Amy Duncan has no truck with setting limitations on what she includes in her songs and music. Consequently what you get is a fascinating scrapbook of sounds which keep you flicking through the pages wondering what you are going to hear next.


Amy Duncan
Pic Steven Cook
Antidote is the Scottish musician’s sixth album and was mostly recorded at her home. She has surrounded her singing with a smorgasbord of melodies, harmonies and sounds which add colour, emotion and thoughtfulness to all the tracks.

Steady The Bow comes out of nowhere, with no introduction to speak of other than Duncan’s voice starting proceedings.

She has a gentle voice with a childlike quality but with an edge that has the ability to cut through anything surrounding it. Her style lies somewhere between Sinead O’Connor, Kate Bush and Dolores O’Riordan.

Her singing is highlighted by the slightly sultry sax of Sue McKenzie which helps to give the whole the feeling of something you would find late night on an obscure radio station.

Duncan keeps her voice breathy and in the higher range for The Journey but occasionally she forces it down into the bottom range where you can hear her struggling to keep it clean. What this does is create an emotional and slightly eerie ballad.

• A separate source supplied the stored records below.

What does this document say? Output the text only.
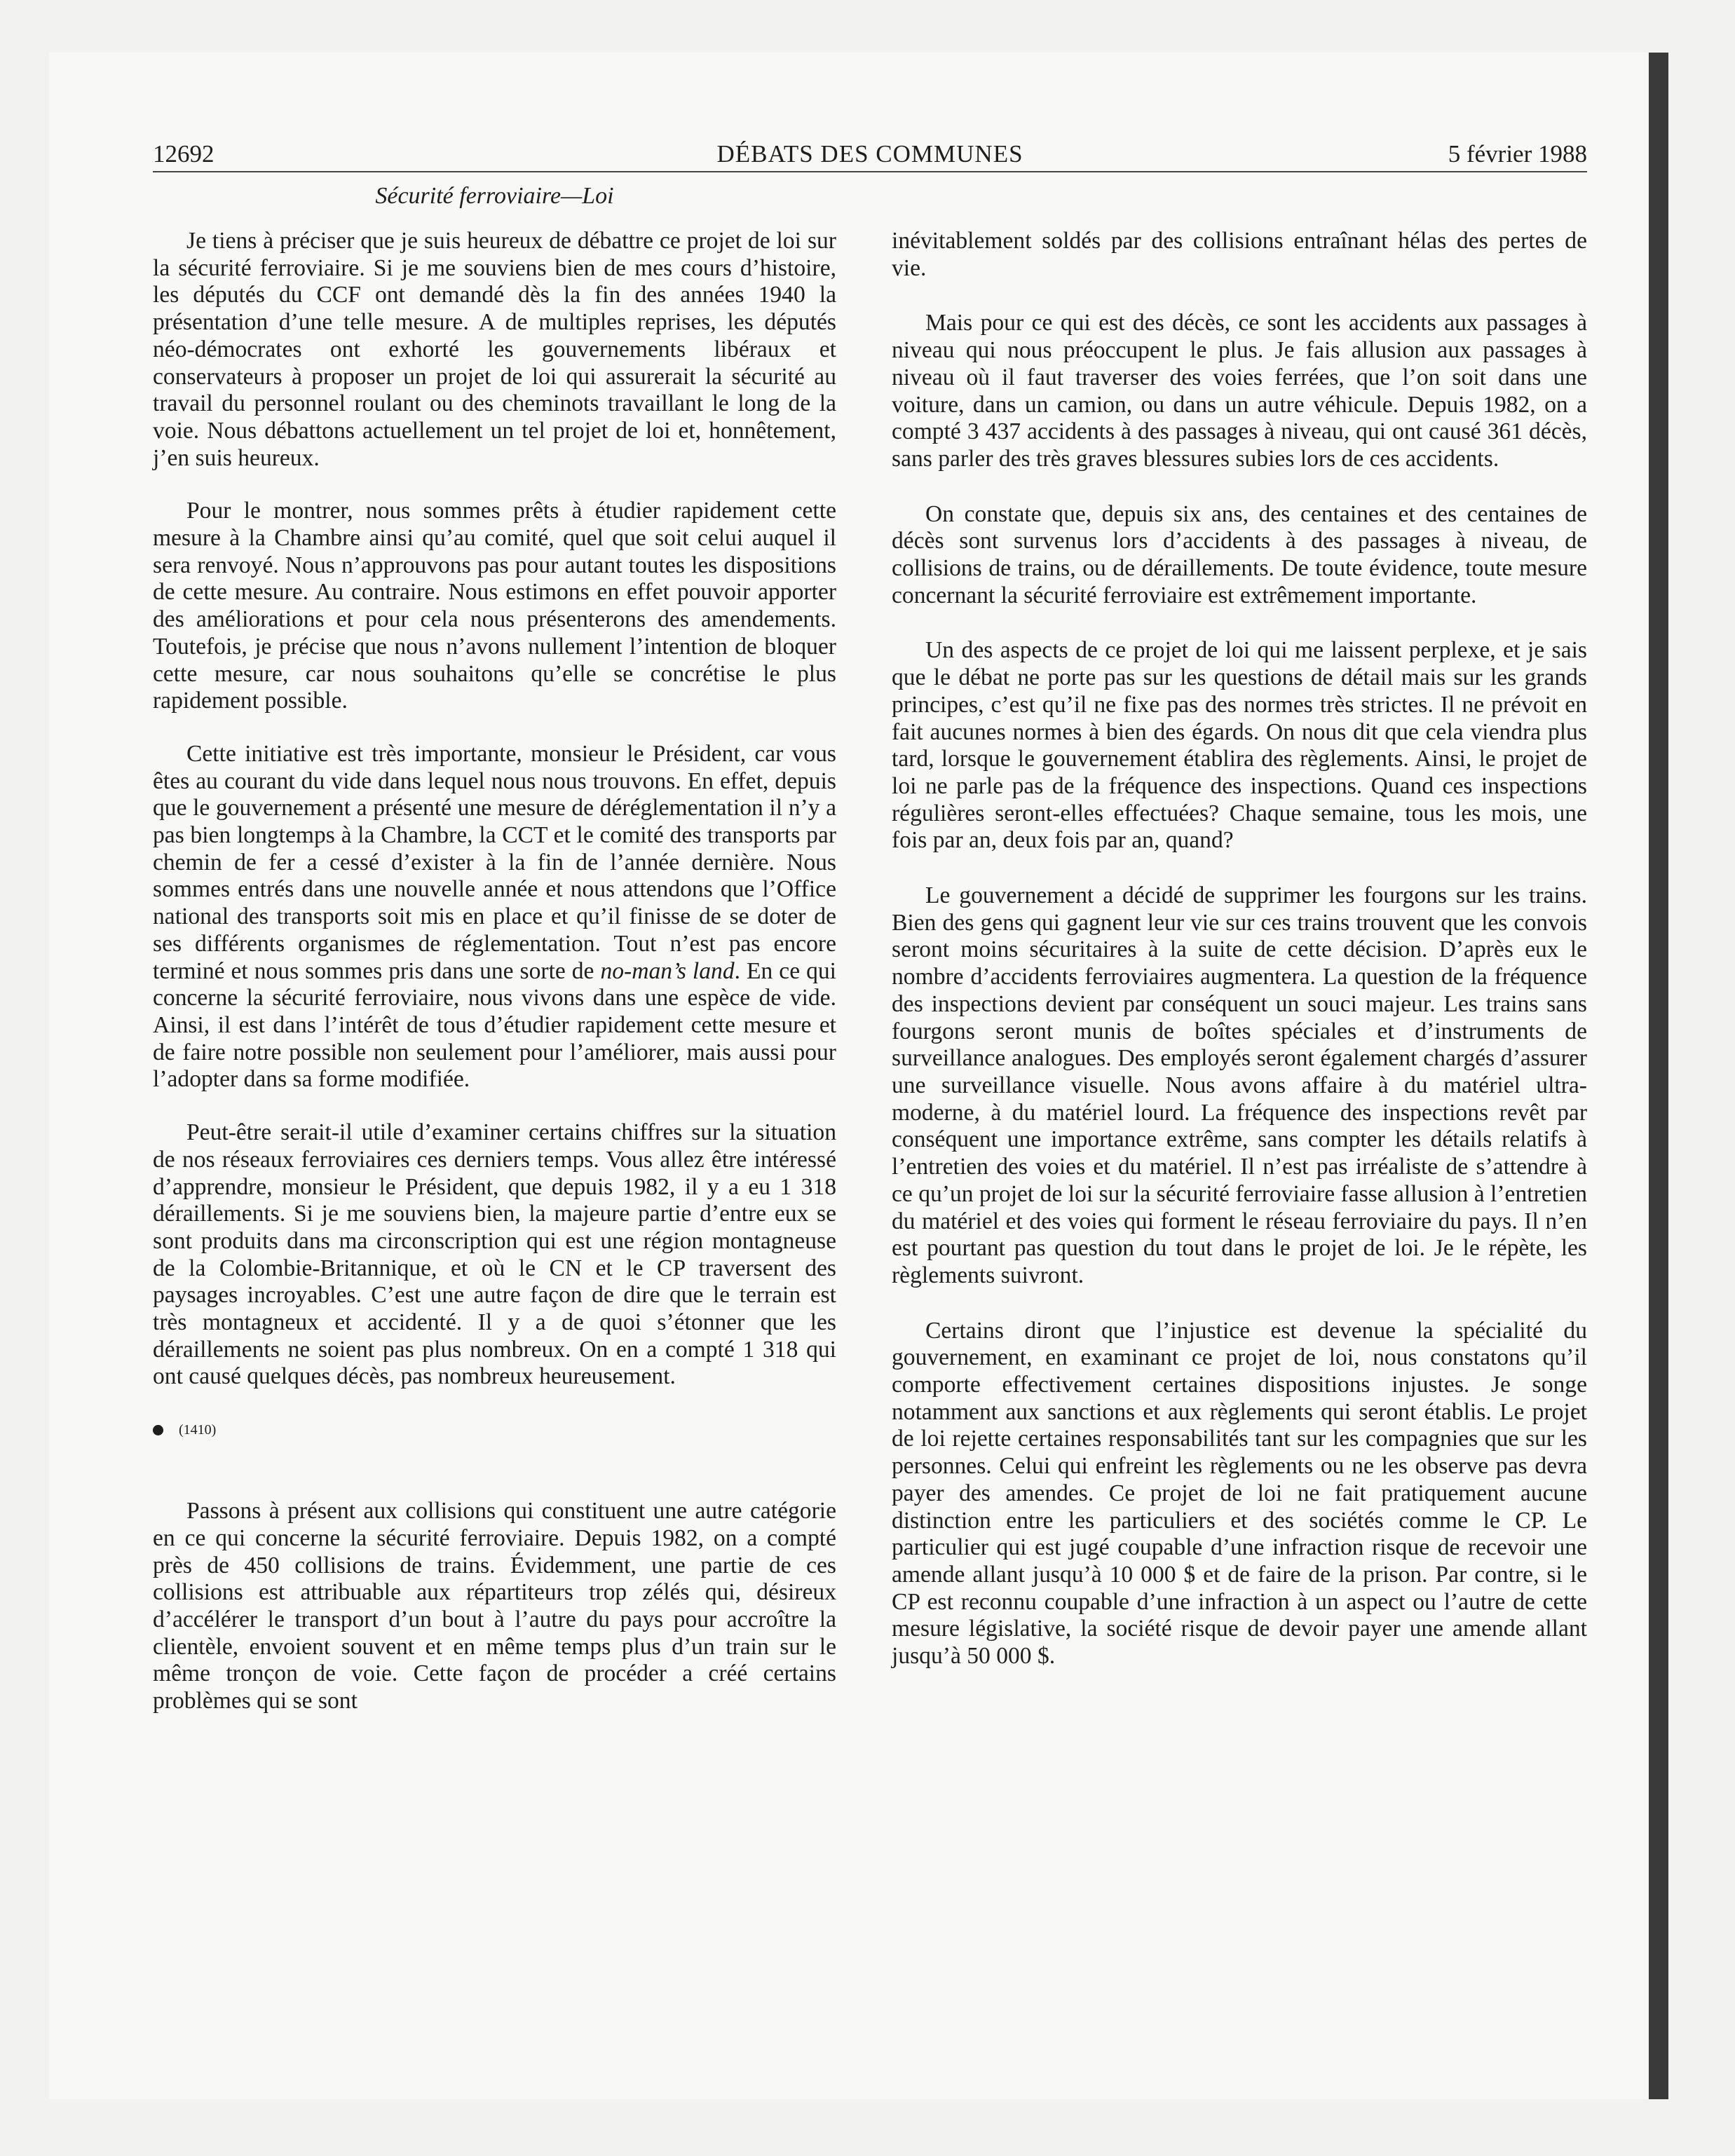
12692	DÉBATS DES COMMUNES	5 février 1988
Sécurité ferroviaire—Loi

Je tiens à préciser que je suis heureux de débattre ce projet de loi sur la sécurité ferroviaire. Si je me souviens bien de mes cours d’histoire, les députés du CCF ont demandé dès la fin des années 1940 la présentation d’une telle mesure. A de multiples reprises, les députés néo-démocrates ont exhorté les gouvernements libéraux et conservateurs à proposer un projet de loi qui assurerait la sécurité au travail du personnel roulant ou des cheminots travaillant le long de la voie. Nous débattons actuellement un tel projet de loi et, honnêtement, j’en suis heureux.

Pour le montrer, nous sommes prêts à étudier rapidement cette mesure à la Chambre ainsi qu’au comité, quel que soit celui auquel il sera renvoyé. Nous n’approuvons pas pour autant toutes les dispositions de cette mesure. Au contraire. Nous estimons en effet pouvoir apporter des améliorations et pour cela nous présenterons des amendements. Toutefois, je précise que nous n’avons nullement l’intention de bloquer cette mesure, car nous souhaitons qu’elle se concrétise le plus rapidement possible.

Cette initiative est très importante, monsieur le Président, car vous êtes au courant du vide dans lequel nous nous trouvons. En effet, depuis que le gouvernement a présenté une mesure de déréglementation il n’y a pas bien longtemps à la Chambre, la CCT et le comité des transports par chemin de fer a cessé d’exister à la fin de l’année dernière. Nous sommes entrés dans une nouvelle année et nous attendons que l’Office national des transports soit mis en place et qu’il finisse de se doter de ses différents organismes de réglementation. Tout n’est pas encore terminé et nous sommes pris dans une sorte de no-man’s land. En ce qui concerne la sécurité ferroviaire, nous vivons dans une espèce de vide. Ainsi, il est dans l’intérêt de tous d’étudier rapidement cette mesure et de faire notre possible non seulement pour l’améliorer, mais aussi pour l’adopter dans sa forme modifiée.

Peut-être serait-il utile d’examiner certains chiffres sur la situation de nos réseaux ferroviaires ces derniers temps. Vous allez être intéressé d’apprendre, monsieur le Président, que depuis 1982, il y a eu 1 318 déraillements. Si je me souviens bien, la majeure partie d’entre eux se sont produits dans ma circonscription qui est une région montagneuse de la Colombie-Britannique, et où le CN et le CP traversent des paysages incroyables. C’est une autre façon de dire que le terrain est très montagneux et accidenté. Il y a de quoi s’étonner que les déraillements ne soient pas plus nombreux. On en a compté 1 318 qui ont causé quelques décès, pas nombreux heureusement.

(1410)

Passons à présent aux collisions qui constituent une autre catégorie en ce qui concerne la sécurité ferroviaire. Depuis 1982, on a compté près de 450 collisions de trains. Évidemment, une partie de ces collisions est attribuable aux répartiteurs trop zélés qui, désireux d’accélérer le transport d’un bout à l’autre du pays pour accroître la clientèle, envoient souvent et en même temps plus d’un train sur le même tronçon de voie. Cette façon de procéder a créé certains problèmes qui se sont

inévitablement soldés par des collisions entraînant hélas des pertes de vie.

Mais pour ce qui est des décès, ce sont les accidents aux passages à niveau qui nous préoccupent le plus. Je fais allusion aux passages à niveau où il faut traverser des voies ferrées, que l’on soit dans une voiture, dans un camion, ou dans un autre véhicule. Depuis 1982, on a compté 3 437 accidents à des passages à niveau, qui ont causé 361 décès, sans parler des très graves blessures subies lors de ces accidents.

On constate que, depuis six ans, des centaines et des centaines de décès sont survenus lors d’accidents à des passages à niveau, de collisions de trains, ou de déraillements. De toute évidence, toute mesure concernant la sécurité ferroviaire est extrêmement importante.

Un des aspects de ce projet de loi qui me laissent perplexe, et je sais que le débat ne porte pas sur les questions de détail mais sur les grands principes, c’est qu’il ne fixe pas des normes très strictes. Il ne prévoit en fait aucunes normes à bien des égards. On nous dit que cela viendra plus tard, lorsque le gouvernement établira des règlements. Ainsi, le projet de loi ne parle pas de la fréquence des inspections. Quand ces inspections régulières seront-elles effectuées? Chaque semaine, tous les mois, une fois par an, deux fois par an, quand?

Le gouvernement a décidé de supprimer les fourgons sur les trains. Bien des gens qui gagnent leur vie sur ces trains trouvent que les convois seront moins sécuritaires à la suite de cette décision. D’après eux le nombre d’accidents ferroviaires augmentera. La question de la fréquence des inspections devient par conséquent un souci majeur. Les trains sans fourgons seront munis de boîtes spéciales et d’instruments de surveillance analogues. Des employés seront également chargés d’assurer une surveillance visuelle. Nous avons affaire à du matériel ultra-moderne, à du matériel lourd. La fréquence des inspections revêt par conséquent une importance extrême, sans compter les détails relatifs à l’entretien des voies et du matériel. Il n’est pas irréaliste de s’attendre à ce qu’un projet de loi sur la sécurité ferroviaire fasse allusion à l’entretien du matériel et des voies qui forment le réseau ferroviaire du pays. Il n’en est pourtant pas question du tout dans le projet de loi. Je le répète, les règlements suivront.

Certains diront que l’injustice est devenue la spécialité du gouvernement, en examinant ce projet de loi, nous constatons qu’il comporte effectivement certaines dispositions injustes. Je songe notamment aux sanctions et aux règlements qui seront établis. Le projet de loi rejette certaines responsabilités tant sur les compagnies que sur les personnes. Celui qui enfreint les règlements ou ne les observe pas devra payer des amendes. Ce projet de loi ne fait pratiquement aucune distinction entre les particuliers et des sociétés comme le CP. Le particulier qui est jugé coupable d’une infraction risque de recevoir une amende allant jusqu’à 10 000 $ et de faire de la prison. Par contre, si le CP est reconnu coupable d’une infraction à un aspect ou l’autre de cette mesure législative, la société risque de devoir payer une amende allant jusqu’à 50 000 $.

The bizarrely titled Severed Head is surpassed by the macabre lyrics where she talks of looking for somewhere to bury the offending article she is carrying in a bag. The matter of fact way in which she sings about the grisly subject adds a chilling quality.

With Alison within the first few bars Duncan creates an urban landscape with the siren sound effects and the smooth sax playing. This is the track where she sounds most like Bush pushing her innocent singing voice over the top of McKenzie’s brass instrument.
Sue Mckenzie

Golden Fox opens with beautiful birdsong echoing through woods. Duncan’s singing comes in almost as a chant and feels as much a part of the natural sound of the landscape as the birds. You can almost see her performing a ritual, outdoors dancing as she sings. Duncan’s keyboard playing also adds a fluid movement to the ethereal song.

Clearing sounds like a stream of thoughts from Duncan which you almost feel you are intruding upon. You almost get the feeling you have stumbled on her by chance, as you would a faerie ring, and her singing is the constant over the fractured undertones of the percussion and guitar playing.

Like a Pink Floyd track, This is the Road opens with sounds of everyday life leading you to the keyboard intro. Duncan sounds like she is indulging in vocal exercises as she stretches the notes like she is in competition with the silky tones of the sax.

The lyrics are minimal but effective as they bounce across the repetitive melody.

The muted sound of the guitar which opens Lost Balloon sounds almost like it’s being listened to on a radio. There is a definite sadness and feel of loss in her vocals akin to a draining experience to keep singing.

Pieces of Me is an abject example of how Duncan uses effects and random sounds like they were another musician on the team. Even though her voice often has a childlike quality on this track there is always a sense of something deeper and the story she is telling is of laying her personality and character bare.

The evocative sound of an ice cream van’s jingles bring in the penultimate track, The Caretaker. You get a sense of nostalgia with this song of lessons learned from childhood which have either stood you in good stead or have become hard to shake off.

The new album
She has a way of making this song connect with the listener even though the experiences and memories she sings about are remote and separate from anyone else.

The final and title track again comes in with sound effects and the xylophone which manages to carry an ominous tone. Duncan’s deeper and brooding singing adds to the atmosphere and the repetitive nature of the lyrics give it a slightly unhinged quality.

Duncan can use her voice to pull any music or sounds together and give them a harmony they really shouldn’t possess.

But her voice, along with her clever use of words and effects, weaves up and down the scale similar to a shuttle on a loom, weaving in and out of the strands pulling it all together into a whole which can only really be appreciated when the last strands are in place.

Antidote is out now on the Filly Records Label and distributed through Proper Music.